Скоро высохнет росная россыпь
на траве луговой
в час, когда над равниной Мияги
пролетает ветер осенний!..

На протяжении веков странствия продолжали питать воображение японских поэтов жанра танка, а затем и рэнга. В неменьшей степени осваивали тематику странствий приверженцы поэзии на китайском, канси. Начиная с XV в. канси были наиболее популярным видом поэзии в интеллектуальной среде так называемых Пяти монастырей. Пять дзэнских обителей, расположенных в Киото, с десятками филиалов по всей стране, стали крупнейшими центрами учения Дзэн, но одновременно в них активно изучался весь комплекс конфуцианских классических дисциплин. Монахи видели в канси наилучшую возможность воплощения дзэнской философии суггестивного творчества – не в столь сжатой форме, как танка, но тем не менее с соблюдением всех требований дзэнской эстетики.
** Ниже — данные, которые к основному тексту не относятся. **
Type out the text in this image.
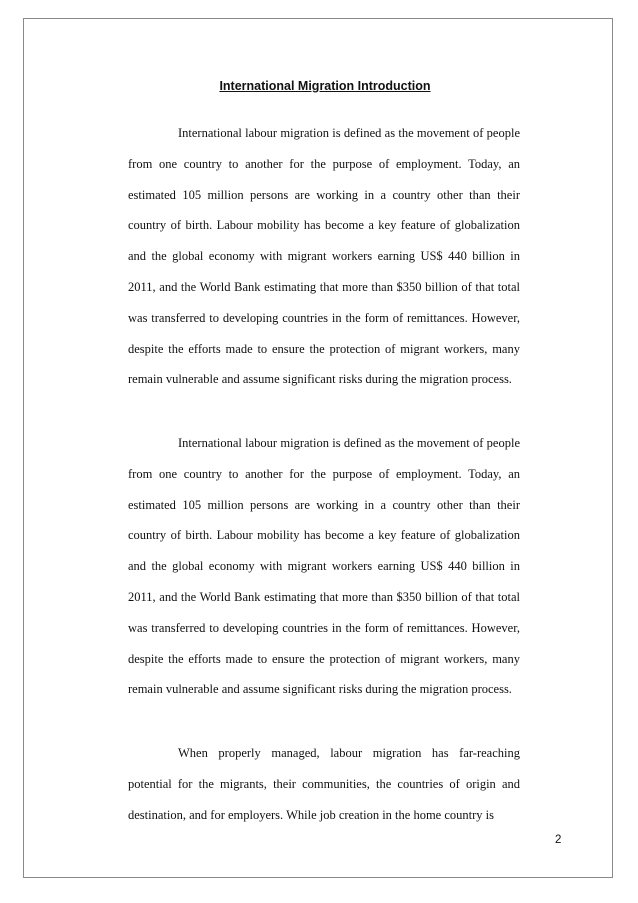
International Migration Introduction

International labour migration is defined as the movement of people from one country to another for the purpose of employment. Today, an estimated 105 million persons are working in a country other than their country of birth. Labour mobility has become a key feature of globalization and the global economy with migrant workers earning US$ 440 billion in 2011, and the World Bank estimating that more than $350 billion of that total was transferred to developing countries in the form of remittances. However, despite the efforts made to ensure the protection of migrant workers, many remain vulnerable and assume significant risks during the migration process.

International labour migration is defined as the movement of people from one country to another for the purpose of employment. Today, an estimated 105 million persons are working in a country other than their country of birth. Labour mobility has become a key feature of globalization and the global economy with migrant workers earning US$ 440 billion in 2011, and the World Bank estimating that more than $350 billion of that total was transferred to developing countries in the form of remittances. However, despite the efforts made to ensure the protection of migrant workers, many remain vulnerable and assume significant risks during the migration process.

When properly managed, labour migration has far-reaching potential for the migrants, their communities, the countries of origin and destination, and for employers. While job creation in the home country is

2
Здесь, от мира вдали, только птичий гомон вокруг.
На облака гляжу – вспоминаю старых друзей.
Одинокий монах у врат в обитель стоит.
Половину горы озаряет вдали закат.

    Мучан Соо
Разумеется, поэзия странствий была для них чрезвычайно важным аспектом, ибо в такой лирике наиболее полно реализовались и дзэнская концепция странствия в мире наваждения, и буддийский идеал отрешенности, ухода в обитель покоя и гармонии.
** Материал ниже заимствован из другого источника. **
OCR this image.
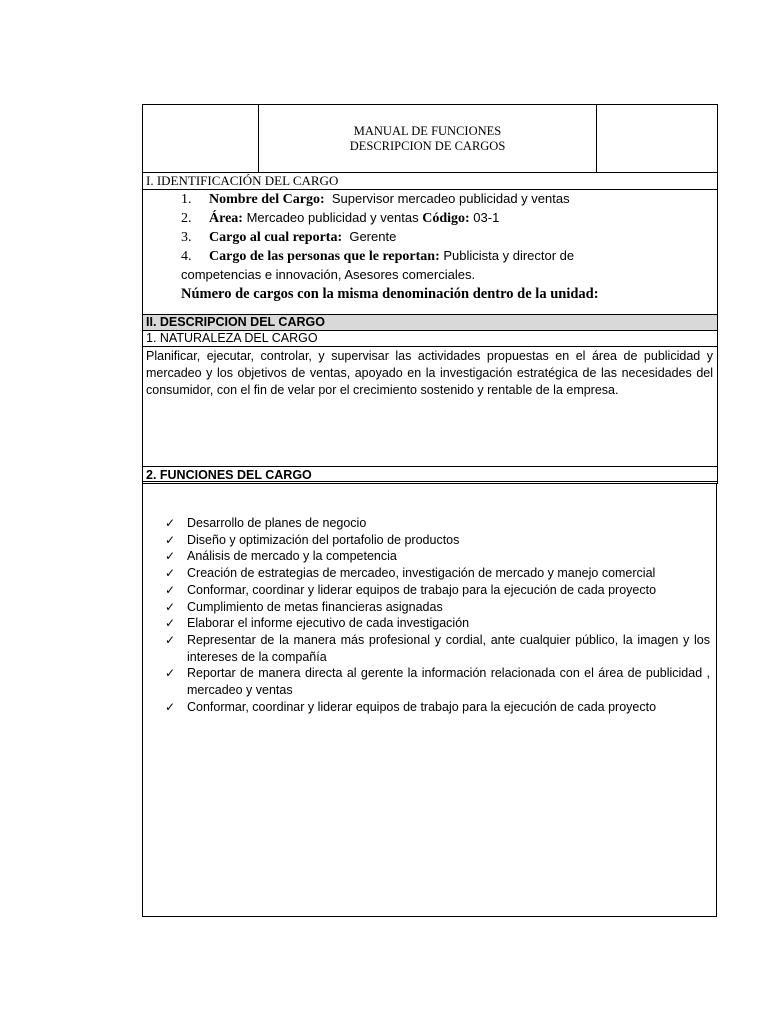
MANUAL DE FUNCIONES
DESCRIPCION DE CARGOS
I. IDENTIFICACIÓN DEL CARGO
1. Nombre del Cargo: Supervisor mercadeo publicidad y ventas
2. Área: Mercadeo publicidad y ventas Código: 03-1
3. Cargo al cual reporta: Gerente
4. Cargo de las personas que le reportan: Publicista y director de
competencias e innovación, Asesores comerciales.
Número de cargos con la misma denominación dentro de la unidad:
II. DESCRIPCION DEL CARGO
1. NATURALEZA DEL CARGO
Planificar, ejecutar, controlar, y supervisar las actividades propuestas en el área de publicidad y mercadeo y los objetivos de ventas, apoyado en la investigación estratégica de las necesidades del consumidor, con el fin de velar por el crecimiento sostenido y rentable de la empresa.
2. FUNCIONES DEL CARGO
✓ Desarrollo de planes de negocio
✓ Diseño y optimización del portafolio de productos
✓ Análisis de mercado y la competencia
✓ Creación de estrategias de mercadeo, investigación de mercado y manejo comercial
✓ Conformar, coordinar y liderar equipos de trabajo para la ejecución de cada proyecto
✓ Cumplimiento de metas financieras asignadas
✓ Elaborar el informe ejecutivo de cada investigación
✓ Representar de la manera más profesional y cordial, ante cualquier público, la imagen y los intereses de la compañía
✓ Reportar de manera directa al gerente la información relacionada con el área de publicidad , mercadeo y ventas
✓ Conformar, coordinar y liderar equipos de trabajo para la ejecución de cada proyecto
Зародившийся в XVI в. новый жанр хайку поначалу трактовался как открытый вызов серьезной «духовной» поэзии танка и рэнга. Трудно было предположить, что спустя несколько десятилетий именно этот жанр станет основным в японской поэзии и поднимется до высот интеллектуальной суггестивной дзэнской лирики. Еще труднее было предположить, что хайку на много веков станет фактически синонимом поэзии странствий, но именно это и произошло.

Сам основатель «духовного» направления в хайку Мацуо Басё (1644–1694), добившийся перехода жанра из категории интроспективного философского поиска, тоже начинал как поэт легкомысленной школы юмористических хайку Данрин. Лишь отправившись в поэтическое паломничество, он пришел к выводу о необходимости привнести в неприхотливые забавные трехстишия истину Дзэн, заключенную в духе «вечного странствия». Всё лучшее, созданное Басё, – шедевры пейзажной лирики и написанные в стиле хайкай дневники странствий – было создано им в скитаниях по стране. Он прошел тысячи ри, посещая знаменитые храмы, любовался красотами, которые пятью веками раньше воспел великий Сайгё, участвовал в поэтических вечерах с местными любителями хайку и хайкай-но рэнга.